Ley Choon selling unit in debt restructuring deal

Construction firm Ley Choon Group Holdings is selling its Ley Choon Development subsidiary to TEE Land for $11.5 million as part of a debt restructuring agreement with its lenders.

The Ley Choon unit owns a 12,930 sq ft freehold site at 241 Pasir Panjang Road that it paid $13.23 million for in December 2012. The firm had intended to build a seven-unit cluster housing project, although none of the units had been sold. TEE Land said yesterday it will build a 24-unit, five-storey residential project on the site.

The debt restructuring agreement, which Ley Choon announced yesterday morning, stipulates among other things that the group is to dispose of non-core assets and utilise the proceeds to repay the lenders.

It completed the sale of its property at 4 Sungei Kadut Street 2 to Double-Trans for $6.8 million last month, and said that it was in the process of selling another property at 55 Kranji Crescent.

The agreement also states the group will repay the principal and interest owing to the lenders according to a cash sweep mechanism - where all operating cash flow is used for loan repayments.

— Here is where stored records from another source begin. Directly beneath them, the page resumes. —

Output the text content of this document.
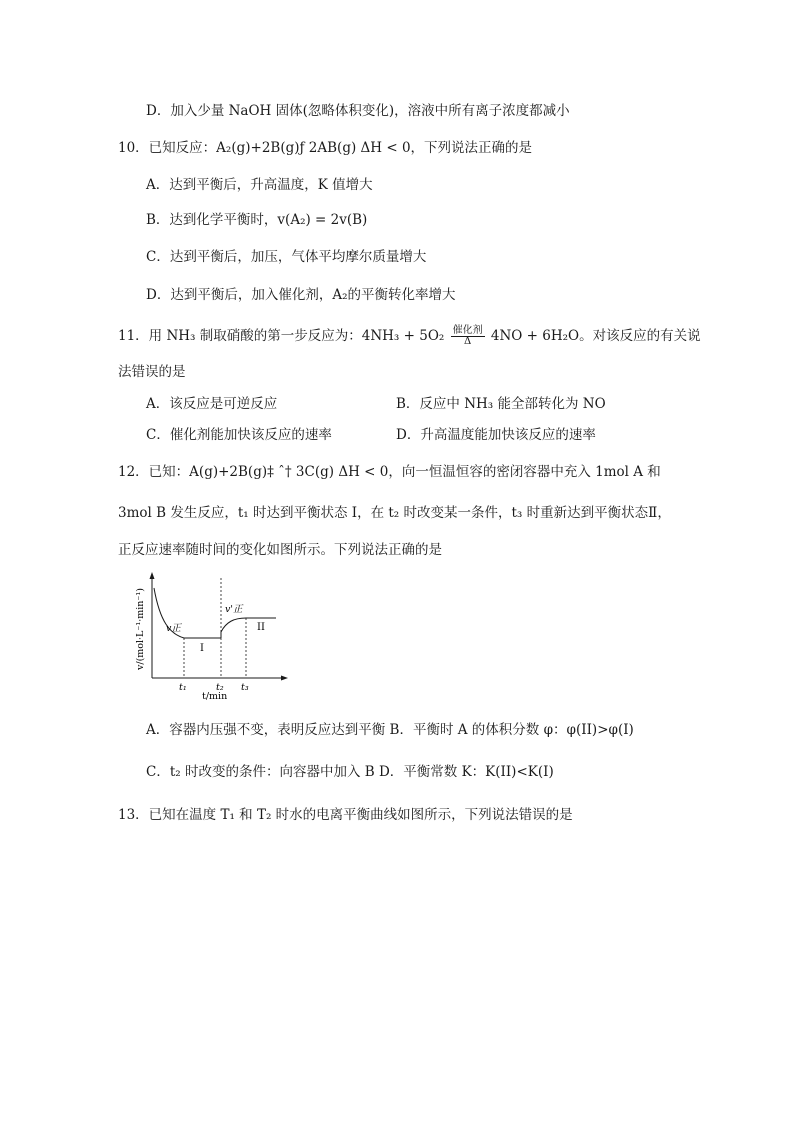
D．加入少量 NaOH 固体(忽略体积变化)，溶液中所有离子浓度都减小
10．已知反应：A₂(g)+2B(g)ƒ 2AB(g) ΔH < 0，下列说法正确的是
A．达到平衡后，升高温度，K 值增大
B．达到化学平衡时，v(A₂) = 2v(B)
C．达到平衡后，加压，气体平均摩尔质量增大
D．达到平衡后，加入催化剂，A₂的平衡转化率增大
11．用 NH₃ 制取硝酸的第一步反应为：$4NH_3 + 5O_2 \frac{\text{催化剂}}{\Delta} 4NO + 6H_2O$。对该反应的有关说
法错误的是
A．该反应是可逆反应	B．反应中 NH₃ 能全部转化为 NO
C．催化剂能加快该反应的速率	D．升高温度能加快该反应的速率
12．已知：A(g)+2B(g)‡ ˆ† 3C(g) ΔH < 0，向一恒温恒容的密闭容器中充入 1mol A 和
3mol B 发生反应，t₁ 时达到平衡状态 I，在 t₂ 时改变某一条件，t₃ 时重新达到平衡状态Ⅱ，
正反应速率随时间的变化如图所示。下列说法正确的是
v/(mol·L⁻¹·min⁻¹)
t/min
v正
v'正
I
II
t₁	t₂ t₃
A．容器内压强不变，表明反应达到平衡 B．平衡时 A 的体积分数 φ：φ(II)>φ(I)
C．t₂ 时改变的条件：向容器中加入 B D．平衡常数 K：K(II)<K(I)
13．已知在温度 T₁ 和 T₂ 时水的电离平衡曲线如图所示，下列说法错误的是
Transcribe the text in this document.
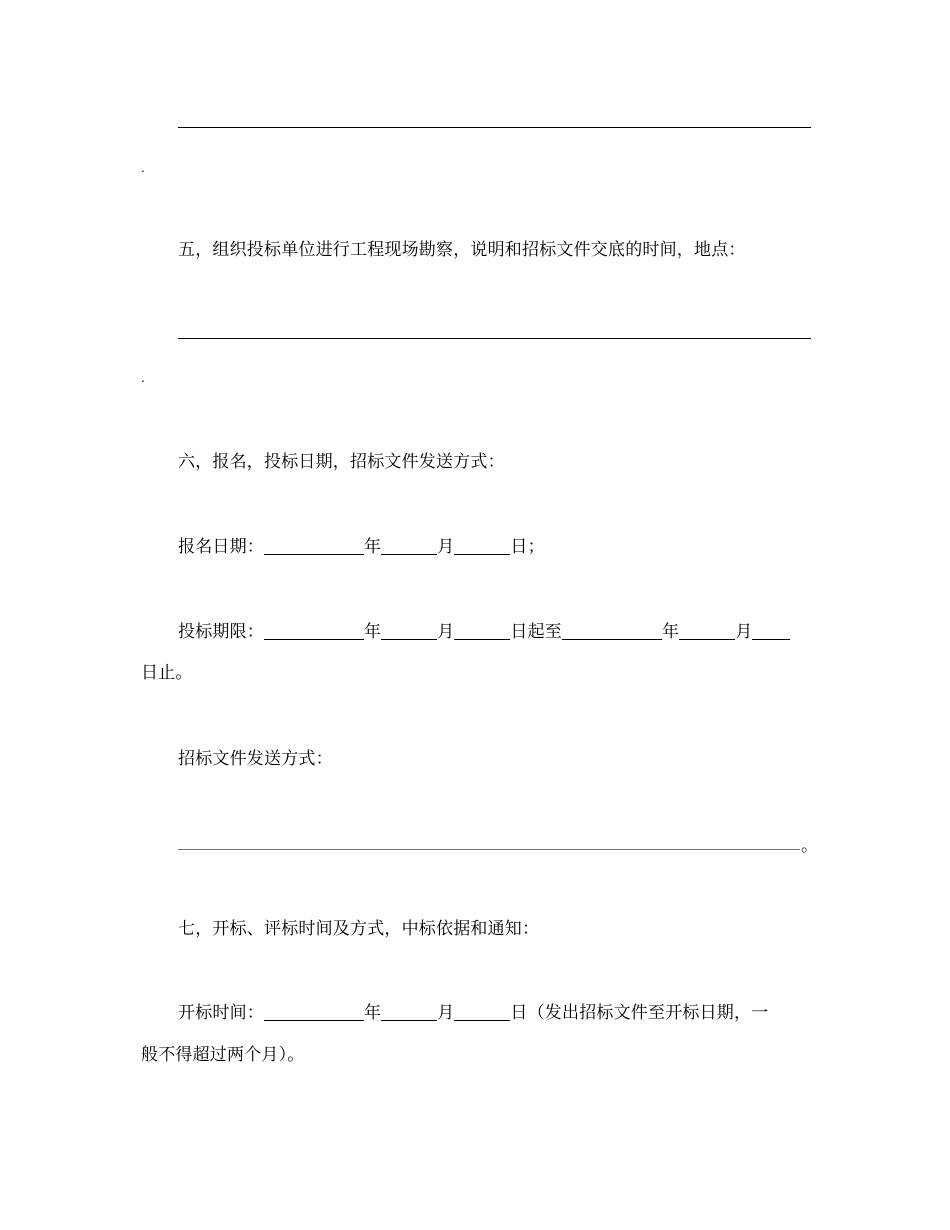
.
五，组织投标单位进行工程现场勘察，说明和招标文件交底的时间，地点：
.
六，报名，投标日期，招标文件发送方式：
报名日期：	年	月	日；
投标期限：	年	月	日起至	年	月
日止。
招标文件发送方式：
。
七，开标、评标时间及方式，中标依据和通知：
开标时间：	年	月	日（发出招标文件至开标日期，一
般不得超过两个月）。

Ley Choon is required to make a lump sum repayment for the total loan amount to the lenders on March 31, 2021, the final repayment date.

The group posted a net profit of $629,000 for the first quarter, reversing earlier quarters of losses. Its aggregate borrowings and debt securities payable within one year or on demand was $106.5 million as at June 30. Its units closed up 0.5 cents to 3.5 cents yesterday.